I agree the situation is a lose-lose on all sides; however that's all I agree with per se. I read both responses to this post (including your other one), but I'm replying to this in general
I've spent several years in school studying neuroscience and psychology and my focus was on behavior and worked specifically in that field with kids for little over a year. That's not counting the time I spent working in the public school system and private group homes for the mentally ill.
Bottom line is that it's combination of everything: that's what I've taken away from my years of schooling and experience. Who knows if he was influenced in any way, shape or form by violence in the media, and I doubt we'll ever know; however, it's really not the cause for anything. The catalyst possibly, but nowhere near the cause. One has to look at the person's upbringing along with the biology of the person's brain. Sure there are chemical imbalances in the brain for some, but that's actually relatively more common than you think. In fact, you couple that with the person's upbringing (in general, the person's environment), and you get the personalities you do. He was in med school, had money and may have felt he had the power. Who knows if he had seen abuse as a child or perhaps even seen his father treat women poorly, or even his parents treat others different from them like trash. There's never a singular cause.
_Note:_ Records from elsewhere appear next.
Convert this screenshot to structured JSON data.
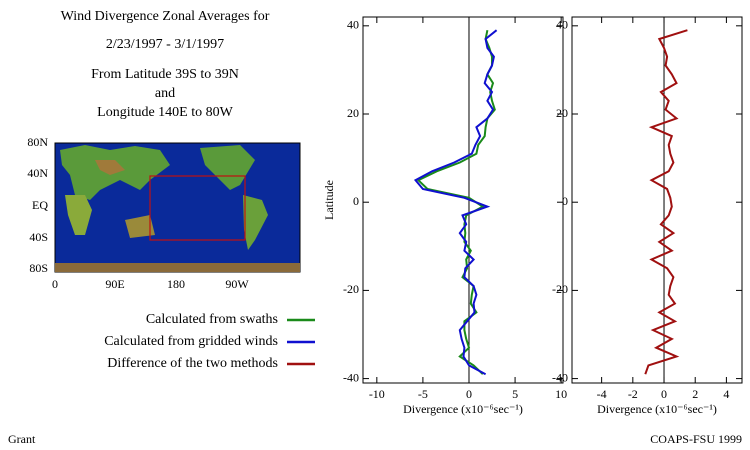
{
  "header": {
    "lines": [
      "Wind Divergence Zonal Averages for",
      "2/23/1997 - 3/1/1997",
      "From Latitude 39S to 39N",
      "and",
      "Longitude 140E to 80W"
    ]
  },
  "map": {
    "yticks": [
      "80N",
      "40N",
      "EQ",
      "40S",
      "80S"
    ],
    "xticks": [
      "0",
      "90E",
      "180",
      "90W"
    ]
  },
  "footer": {
    "left": "Grant",
    "right": "COAPS-FSU 1999"
  },
  "chart_data": [
    {
      "type": "line",
      "y_label": "Latitude",
      "x_label": "Divergence (x10⁻⁶sec⁻¹)",
      "xlim": [
        -11.5,
        10.2
      ],
      "xticks": [
        -10,
        -5,
        0,
        5,
        10
      ],
      "ylim": [
        -41,
        42
      ],
      "yticks": [
        -40,
        -20,
        0,
        20,
        40
      ],
      "vline": 0,
      "y": [
        39,
        37,
        35,
        33,
        31,
        29,
        27,
        25,
        23,
        21,
        19,
        17,
        15,
        13,
        11,
        9,
        7,
        5,
        3,
        1,
        -1,
        -3,
        -5,
        -7,
        -9,
        -11,
        -13,
        -15,
        -17,
        -19,
        -21,
        -23,
        -25,
        -27,
        -29,
        -31,
        -33,
        -35,
        -37,
        -39
      ],
      "series": [
        {
          "name": "Calculated from swaths",
          "color": "#1a8a1a",
          "values": [
            2.0,
            1.8,
            2.2,
            2.5,
            2.5,
            2.0,
            2.6,
            2.3,
            2.5,
            2.8,
            2.0,
            1.8,
            1.7,
            1.0,
            0.8,
            -1.0,
            -3.5,
            -5.5,
            -4.5,
            0.0,
            1.5,
            -0.3,
            -0.5,
            -0.4,
            -0.5,
            0.2,
            -0.3,
            -0.2,
            -0.7,
            0.5,
            0.3,
            0.2,
            0.8,
            -0.5,
            -0.5,
            -0.3,
            0.0,
            -1.0,
            0.5,
            1.5
          ]
        },
        {
          "name": "Calculated from gridded winds",
          "color": "#1010d0",
          "values": [
            3.0,
            1.8,
            2.0,
            2.7,
            2.5,
            2.0,
            1.7,
            2.5,
            2.0,
            2.6,
            2.0,
            0.8,
            1.2,
            0.7,
            0.3,
            -1.6,
            -4.0,
            -5.8,
            -5.0,
            -0.5,
            2.0,
            -0.7,
            -0.3,
            -1.0,
            -0.3,
            -0.5,
            0.5,
            -0.4,
            -0.5,
            0.5,
            0.8,
            0.5,
            0.6,
            -0.2,
            -1.0,
            -0.8,
            -0.5,
            -0.6,
            0.0,
            1.8
          ]
        }
      ]
    },
    {
      "type": "line",
      "x_label": "Divergence (x10⁻⁶sec⁻¹)",
      "xlim": [
        -5.9,
        5.0
      ],
      "xticks": [
        -4,
        -2,
        0,
        2,
        4
      ],
      "ylim": [
        -41,
        42
      ],
      "yticks": [
        -40,
        -20,
        0,
        20,
        40
      ],
      "vline": 0,
      "y": [
        39,
        37,
        35,
        33,
        31,
        29,
        27,
        25,
        23,
        21,
        19,
        17,
        15,
        13,
        11,
        9,
        7,
        5,
        3,
        1,
        -1,
        -3,
        -5,
        -7,
        -9,
        -11,
        -13,
        -15,
        -17,
        -19,
        -21,
        -23,
        -25,
        -27,
        -29,
        -31,
        -33,
        -35,
        -37,
        -39
      ],
      "series": [
        {
          "name": "Difference of the two methods",
          "color": "#a01010",
          "values": [
            1.5,
            -0.3,
            0.0,
            0.2,
            0.1,
            0.5,
            0.8,
            -0.2,
            0.3,
            0.1,
            0.8,
            -0.8,
            0.5,
            0.3,
            0.4,
            0.6,
            0.3,
            -0.8,
            0.2,
            0.4,
            0.5,
            0.3,
            -0.2,
            0.6,
            -0.3,
            0.5,
            -0.8,
            0.2,
            0.6,
            0.4,
            0.3,
            0.7,
            -0.3,
            0.7,
            -0.7,
            0.5,
            -0.5,
            0.8,
            -1.0,
            -1.2
          ]
        }
      ]
    }
  ]
}
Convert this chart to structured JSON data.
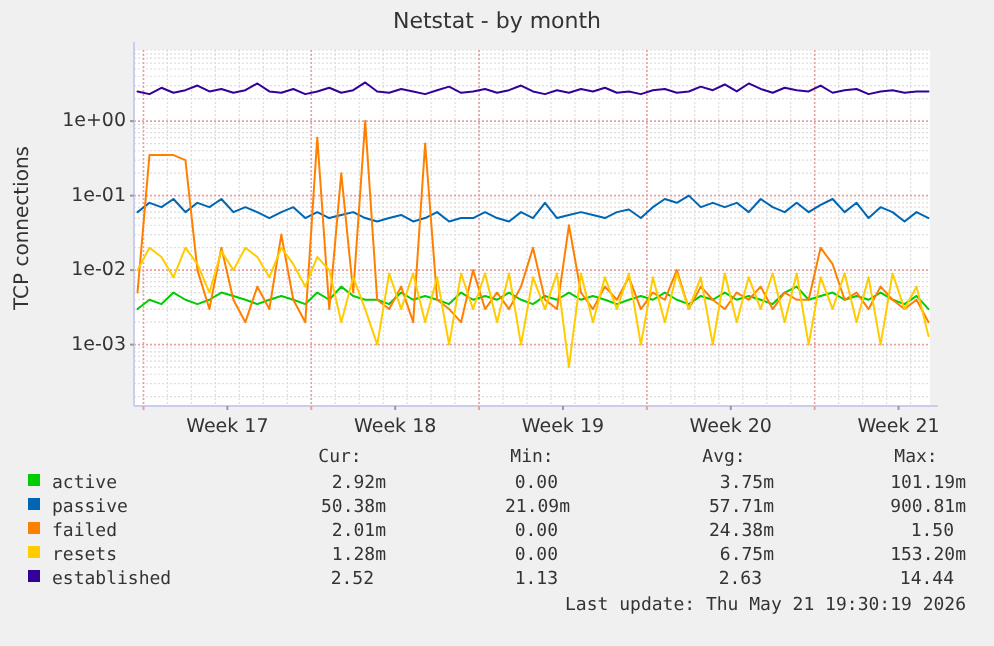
{
  "chart_data": {
    "type": "line",
    "title": "Netstat - by month",
    "ylabel": "TCP connections",
    "log": true,
    "grid": true,
    "legend": "bottom",
    "line_style": "solid",
    "xlim": [
      "2026-04-18T14:30",
      "2026-05-21T19:30"
    ],
    "xticks": [
      {
        "value": "2026-04-19T00:00",
        "label": null
      },
      {
        "value": "2026-04-22T12:00",
        "label": "Week 17"
      },
      {
        "value": "2026-04-26T00:00",
        "label": null
      },
      {
        "value": "2026-04-29T12:00",
        "label": "Week 18"
      },
      {
        "value": "2026-05-03T00:00",
        "label": null
      },
      {
        "value": "2026-05-06T12:00",
        "label": "Week 19"
      },
      {
        "value": "2026-05-10T00:00",
        "label": null
      },
      {
        "value": "2026-05-13T12:00",
        "label": "Week 20"
      },
      {
        "value": "2026-05-17T00:00",
        "label": null
      },
      {
        "value": "2026-05-20T12:00",
        "label": "Week 21"
      }
    ],
    "ylim": [
      0.00015,
      9
    ],
    "yticks": [
      {
        "value": 0.001,
        "label": "1e-03"
      },
      {
        "value": 0.01,
        "label": "1e-02"
      },
      {
        "value": 0.1,
        "label": "1e-01"
      },
      {
        "value": 1,
        "label": "1e+00"
      }
    ],
    "x": [
      "2026-04-18T18:00",
      "2026-04-19T06:00",
      "2026-04-19T18:00",
      "2026-04-20T06:00",
      "2026-04-20T18:00",
      "2026-04-21T06:00",
      "2026-04-21T18:00",
      "2026-04-22T06:00",
      "2026-04-22T18:00",
      "2026-04-23T06:00",
      "2026-04-23T18:00",
      "2026-04-24T06:00",
      "2026-04-24T18:00",
      "2026-04-25T06:00",
      "2026-04-25T18:00",
      "2026-04-26T06:00",
      "2026-04-26T18:00",
      "2026-04-27T06:00",
      "2026-04-27T18:00",
      "2026-04-28T06:00",
      "2026-04-28T18:00",
      "2026-04-29T06:00",
      "2026-04-29T18:00",
      "2026-04-30T06:00",
      "2026-04-30T18:00",
      "2026-05-01T06:00",
      "2026-05-01T18:00",
      "2026-05-02T06:00",
      "2026-05-02T18:00",
      "2026-05-03T06:00",
      "2026-05-03T18:00",
      "2026-05-04T06:00",
      "2026-05-04T18:00",
      "2026-05-05T06:00",
      "2026-05-05T18:00",
      "2026-05-06T06:00",
      "2026-05-06T18:00",
      "2026-05-07T06:00",
      "2026-05-07T18:00",
      "2026-05-08T06:00",
      "2026-05-08T18:00",
      "2026-05-09T06:00",
      "2026-05-09T18:00",
      "2026-05-10T06:00",
      "2026-05-10T18:00",
      "2026-05-11T06:00",
      "2026-05-11T18:00",
      "2026-05-12T06:00",
      "2026-05-12T18:00",
      "2026-05-13T06:00",
      "2026-05-13T18:00",
      "2026-05-14T06:00",
      "2026-05-14T18:00",
      "2026-05-15T06:00",
      "2026-05-15T18:00",
      "2026-05-16T06:00",
      "2026-05-16T18:00",
      "2026-05-17T06:00",
      "2026-05-17T18:00",
      "2026-05-18T06:00",
      "2026-05-18T18:00",
      "2026-05-19T06:00",
      "2026-05-19T18:00",
      "2026-05-20T06:00",
      "2026-05-20T18:00",
      "2026-05-21T06:00",
      "2026-05-21T18:00"
    ],
    "series": [
      {
        "name": "active",
        "color": "#00cc00",
        "values": [
          0.003,
          0.004,
          0.0035,
          0.005,
          0.004,
          0.0035,
          0.004,
          0.005,
          0.0045,
          0.004,
          0.0035,
          0.004,
          0.0045,
          0.004,
          0.0035,
          0.005,
          0.004,
          0.006,
          0.0045,
          0.004,
          0.004,
          0.0035,
          0.005,
          0.004,
          0.0045,
          0.004,
          0.0035,
          0.005,
          0.004,
          0.0045,
          0.004,
          0.005,
          0.004,
          0.0035,
          0.0045,
          0.004,
          0.005,
          0.004,
          0.0045,
          0.004,
          0.0035,
          0.004,
          0.0045,
          0.004,
          0.005,
          0.004,
          0.0035,
          0.0045,
          0.004,
          0.005,
          0.004,
          0.0045,
          0.004,
          0.0035,
          0.005,
          0.006,
          0.004,
          0.0045,
          0.005,
          0.004,
          0.0045,
          0.004,
          0.005,
          0.004,
          0.0035,
          0.0045,
          0.003
        ]
      },
      {
        "name": "passive",
        "color": "#0066b3",
        "values": [
          0.06,
          0.08,
          0.07,
          0.09,
          0.06,
          0.08,
          0.07,
          0.09,
          0.06,
          0.07,
          0.06,
          0.05,
          0.06,
          0.07,
          0.05,
          0.06,
          0.05,
          0.055,
          0.06,
          0.05,
          0.045,
          0.05,
          0.055,
          0.045,
          0.05,
          0.06,
          0.045,
          0.05,
          0.05,
          0.06,
          0.05,
          0.045,
          0.06,
          0.05,
          0.08,
          0.05,
          0.055,
          0.06,
          0.055,
          0.05,
          0.06,
          0.065,
          0.05,
          0.07,
          0.09,
          0.08,
          0.1,
          0.07,
          0.08,
          0.07,
          0.08,
          0.06,
          0.09,
          0.07,
          0.06,
          0.08,
          0.06,
          0.075,
          0.09,
          0.06,
          0.08,
          0.05,
          0.07,
          0.06,
          0.045,
          0.06,
          0.05
        ]
      },
      {
        "name": "failed",
        "color": "#ff8000",
        "values": [
          0.005,
          0.35,
          0.35,
          0.35,
          0.3,
          0.01,
          0.003,
          0.02,
          0.004,
          0.002,
          0.006,
          0.003,
          0.03,
          0.004,
          0.002,
          0.6,
          0.003,
          0.2,
          0.005,
          1.0,
          0.004,
          0.003,
          0.006,
          0.002,
          0.5,
          0.004,
          0.003,
          0.002,
          0.01,
          0.003,
          0.005,
          0.003,
          0.006,
          0.02,
          0.004,
          0.003,
          0.04,
          0.005,
          0.003,
          0.006,
          0.004,
          0.008,
          0.003,
          0.005,
          0.004,
          0.01,
          0.003,
          0.006,
          0.004,
          0.003,
          0.005,
          0.004,
          0.006,
          0.003,
          0.005,
          0.004,
          0.004,
          0.02,
          0.012,
          0.004,
          0.005,
          0.003,
          0.006,
          0.004,
          0.003,
          0.004,
          0.002
        ]
      },
      {
        "name": "resets",
        "color": "#ffcc00",
        "values": [
          0.01,
          0.02,
          0.015,
          0.008,
          0.02,
          0.012,
          0.005,
          0.018,
          0.01,
          0.02,
          0.015,
          0.008,
          0.02,
          0.012,
          0.006,
          0.015,
          0.01,
          0.002,
          0.008,
          0.003,
          0.001,
          0.009,
          0.003,
          0.009,
          0.002,
          0.008,
          0.001,
          0.009,
          0.003,
          0.009,
          0.002,
          0.009,
          0.001,
          0.008,
          0.003,
          0.009,
          0.0005,
          0.009,
          0.002,
          0.008,
          0.003,
          0.009,
          0.001,
          0.008,
          0.002,
          0.009,
          0.003,
          0.008,
          0.001,
          0.009,
          0.002,
          0.008,
          0.003,
          0.009,
          0.002,
          0.009,
          0.001,
          0.008,
          0.003,
          0.009,
          0.002,
          0.008,
          0.001,
          0.009,
          0.003,
          0.006,
          0.0013
        ]
      },
      {
        "name": "established",
        "color": "#330099",
        "values": [
          2.5,
          2.3,
          2.8,
          2.4,
          2.6,
          3.0,
          2.5,
          2.7,
          2.4,
          2.6,
          3.2,
          2.5,
          2.4,
          2.7,
          2.3,
          2.5,
          2.8,
          2.4,
          2.6,
          3.3,
          2.5,
          2.4,
          2.7,
          2.5,
          2.3,
          2.6,
          2.9,
          2.4,
          2.5,
          2.7,
          2.4,
          2.6,
          3.0,
          2.5,
          2.3,
          2.6,
          2.4,
          2.7,
          2.5,
          2.8,
          2.4,
          2.5,
          2.3,
          2.6,
          2.7,
          2.4,
          2.5,
          2.9,
          2.6,
          3.1,
          2.5,
          3.2,
          2.7,
          2.4,
          2.8,
          2.6,
          2.5,
          3.0,
          2.4,
          2.6,
          2.7,
          2.3,
          2.5,
          2.6,
          2.4,
          2.5,
          2.5
        ]
      }
    ],
    "annotations": [
      "Cur:",
      "Min:",
      "Avg:",
      "Max:",
      "2.92m",
      "0.00",
      "3.75m",
      "101.19m",
      "50.38m",
      "21.09m",
      "57.71m",
      "900.81m",
      "2.01m",
      "0.00",
      "24.38m",
      "1.50",
      "1.28m",
      "0.00",
      "6.75m",
      "153.20m",
      "2.52",
      "1.13",
      "2.63",
      "14.44",
      "Last update: Thu May 21 19:30:19 2026"
    ]
  }
}
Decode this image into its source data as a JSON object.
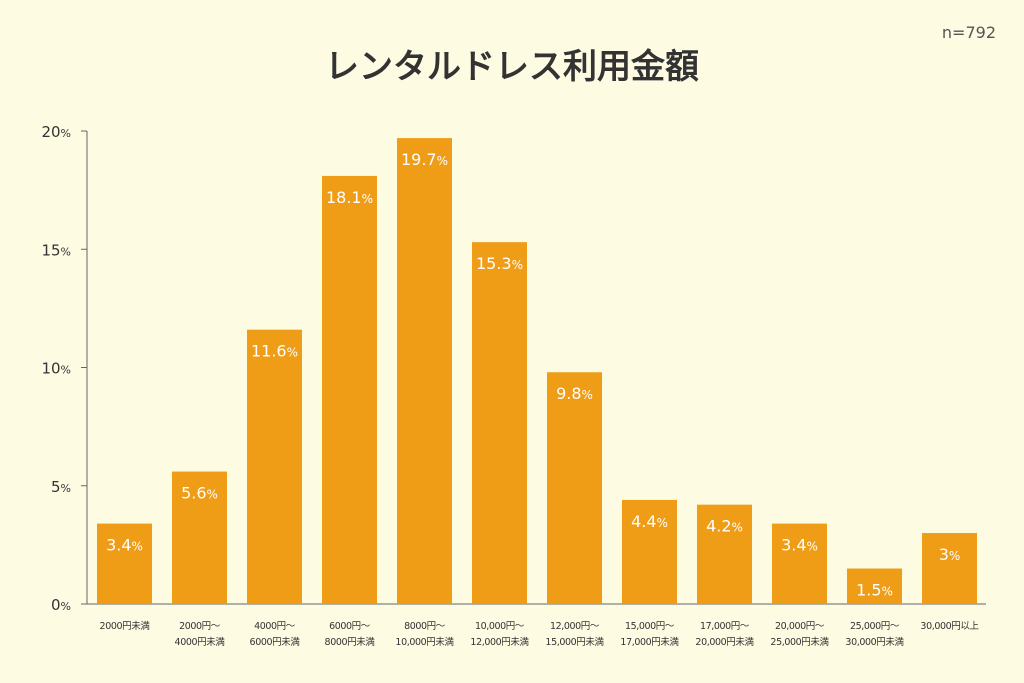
{
  "chart_data": {
    "type": "bar",
    "title": "レンタルドレス利用金額",
    "sample_size": "n=792",
    "ylim": [
      0,
      20
    ],
    "y_ticks": [
      0,
      5,
      10,
      15,
      20
    ],
    "y_tick_suffix": "%",
    "value_suffix": "%",
    "grid": false,
    "bar_color": "#ef9c16",
    "categories": [
      [
        "2000円未満"
      ],
      [
        "2000円〜",
        "4000円未満"
      ],
      [
        "4000円〜",
        "6000円未満"
      ],
      [
        "6000円〜",
        "8000円未満"
      ],
      [
        "8000円〜",
        "10,000円未満"
      ],
      [
        "10,000円〜",
        "12,000円未満"
      ],
      [
        "12,000円〜",
        "15,000円未満"
      ],
      [
        "15,000円〜",
        "17,000円未満"
      ],
      [
        "17,000円〜",
        "20,000円未満"
      ],
      [
        "20,000円〜",
        "25,000円未満"
      ],
      [
        "25,000円〜",
        "30,000円未満"
      ],
      [
        "30,000円以上"
      ]
    ],
    "values": [
      3.4,
      5.6,
      11.6,
      18.1,
      19.7,
      15.3,
      9.8,
      4.4,
      4.2,
      3.4,
      1.5,
      3
    ],
    "value_labels": [
      "3.4",
      "5.6",
      "11.6",
      "18.1",
      "19.7",
      "15.3",
      "9.8",
      "4.4",
      "4.2",
      "3.4",
      "1.5",
      "3"
    ]
  }
}
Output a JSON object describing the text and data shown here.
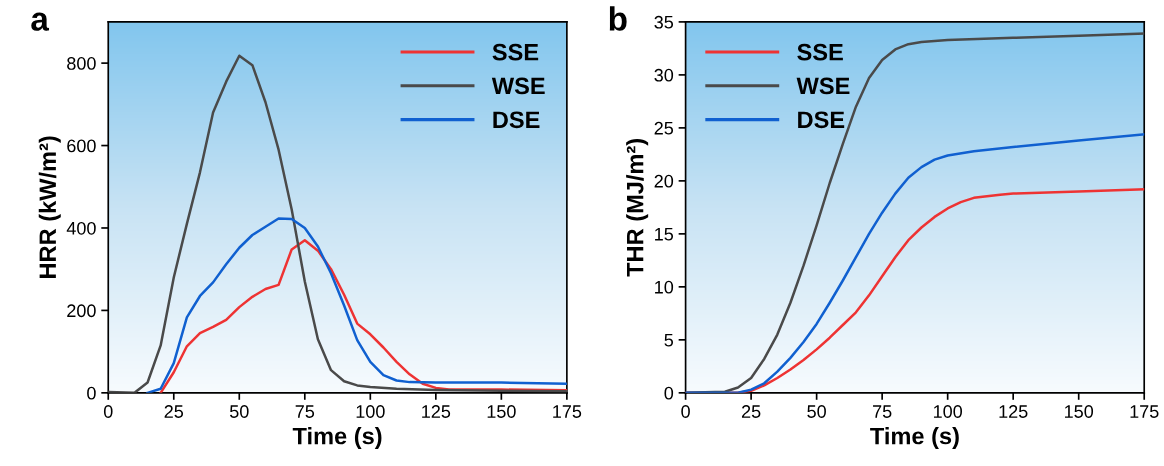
{
  "chart_data": [
    {
      "type": "line",
      "xlabel": "Time (s)",
      "ylabel": "HRR (kW/m²)",
      "annotations": [
        "a"
      ],
      "xlim": [
        0,
        175
      ],
      "xticks": [
        0,
        25,
        50,
        75,
        100,
        125,
        150,
        175
      ],
      "ylim": [
        0,
        900
      ],
      "yticks": [
        0,
        200,
        400,
        600,
        800
      ],
      "legend": "top right",
      "grid": false,
      "series": [
        {
          "name": "SSE",
          "color": "#ee3333",
          "x": [
            20,
            25,
            30,
            35,
            40,
            45,
            50,
            55,
            60,
            65,
            70,
            75,
            80,
            85,
            90,
            95,
            100,
            105,
            110,
            115,
            120,
            125,
            130,
            150,
            175
          ],
          "values": [
            0,
            50,
            113,
            145,
            160,
            177,
            208,
            233,
            252,
            262,
            348,
            370,
            345,
            300,
            238,
            168,
            142,
            110,
            75,
            45,
            22,
            12,
            8,
            8,
            6
          ]
        },
        {
          "name": "WSE",
          "color": "#4a4a4a",
          "x": [
            0,
            10,
            15,
            20,
            25,
            30,
            35,
            40,
            45,
            50,
            55,
            60,
            65,
            70,
            75,
            80,
            85,
            90,
            95,
            100,
            110,
            125,
            150,
            175
          ],
          "values": [
            2,
            0,
            25,
            115,
            280,
            410,
            535,
            680,
            755,
            818,
            795,
            705,
            590,
            445,
            270,
            130,
            55,
            28,
            18,
            14,
            10,
            7,
            5,
            4
          ]
        },
        {
          "name": "DSE",
          "color": "#1060d0",
          "x": [
            15,
            20,
            25,
            30,
            35,
            40,
            45,
            50,
            55,
            60,
            65,
            70,
            75,
            80,
            85,
            90,
            95,
            100,
            105,
            110,
            115,
            125,
            150,
            175
          ],
          "values": [
            0,
            10,
            72,
            183,
            235,
            268,
            312,
            352,
            383,
            403,
            423,
            422,
            400,
            355,
            290,
            212,
            128,
            75,
            43,
            30,
            26,
            25,
            25,
            22
          ]
        }
      ]
    },
    {
      "type": "line",
      "xlabel": "Time (s)",
      "ylabel": "THR (MJ/m²)",
      "annotations": [
        "b"
      ],
      "xlim": [
        0,
        175
      ],
      "xticks": [
        0,
        25,
        50,
        75,
        100,
        125,
        150,
        175
      ],
      "ylim": [
        0,
        35
      ],
      "yticks": [
        0,
        5,
        10,
        15,
        20,
        25,
        30,
        35
      ],
      "legend": "top left",
      "grid": false,
      "series": [
        {
          "name": "SSE",
          "color": "#ee3333",
          "x": [
            0,
            20,
            25,
            30,
            35,
            40,
            45,
            50,
            55,
            60,
            65,
            70,
            75,
            80,
            85,
            90,
            95,
            100,
            105,
            110,
            120,
            125,
            150,
            175
          ],
          "values": [
            0,
            0,
            0.2,
            0.7,
            1.4,
            2.2,
            3.1,
            4.1,
            5.2,
            6.4,
            7.6,
            9.2,
            11,
            12.8,
            14.4,
            15.6,
            16.6,
            17.4,
            18,
            18.4,
            18.7,
            18.8,
            19,
            19.2
          ]
        },
        {
          "name": "WSE",
          "color": "#4a4a4a",
          "x": [
            0,
            15,
            20,
            25,
            30,
            35,
            40,
            45,
            50,
            55,
            60,
            65,
            70,
            75,
            80,
            85,
            90,
            100,
            125,
            150,
            175
          ],
          "values": [
            0,
            0.1,
            0.5,
            1.4,
            3.2,
            5.5,
            8.5,
            12,
            15.8,
            19.8,
            23.5,
            27,
            29.7,
            31.4,
            32.4,
            32.9,
            33.1,
            33.3,
            33.5,
            33.7,
            33.9
          ]
        },
        {
          "name": "DSE",
          "color": "#1060d0",
          "x": [
            0,
            20,
            25,
            30,
            35,
            40,
            45,
            50,
            55,
            60,
            65,
            70,
            75,
            80,
            85,
            90,
            95,
            100,
            110,
            125,
            150,
            175
          ],
          "values": [
            0,
            0,
            0.3,
            0.9,
            2,
            3.3,
            4.8,
            6.5,
            8.5,
            10.6,
            12.8,
            15,
            17,
            18.8,
            20.3,
            21.3,
            22,
            22.4,
            22.8,
            23.2,
            23.8,
            24.4
          ]
        }
      ]
    }
  ]
}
What people don't realize is that violence and sex are rooted in human behavior and one could even go as far as calling it instinct. It's instinct because evolution had us on the path of survival of the fittest. Reproduce as much as possible and kill those that prevent you from doing so. I am clearly over-generalizing here and even over-exaggerating, but my point is: violence and sex have been around since the beginning of human history. Just because it is presented in a different medium doesn't make it any worse per se, just different. Should a 10 year old be playing say, Call of Duty or Grand Theft Auto? It really depends, and that's where it goes back to upbringing. Just because the games look a lot more realistic, doesn't make it any worse than the games of the past even it was all more pixel-ish and such. Did playing Double Dragon make me more violent when I was growing up? Not at all because my upbringing told me, what I was doing was fake; however, consequences were a whole lot worse. Me killing somebody in a game is totally different than somebody killing somebody else in reality. It's just that many parents fail to make that distinction, thinking that the kids will figure it out. Stupid assumption on those parents' part, in my opinion.
Looking at upbringing like I mentioned prior, like I said, he could have been abused, witnessed abuse, could have seen his parents treat each other or others like trash, etc. So many little instances combine and mold who he became: one who treated women who were providers like scum or as if they were beneath him, not like normal human beings like he should have. His parents suffer for his actions, but who knows if they unconsciously have themselves to blame.
I could go on and on, but I just wanted to throw in my opinion into the pot. It's getting late and I have a movie to catch (second time seeing Inception, y'all should go see if you haven't).
Just my two cents...keep the change.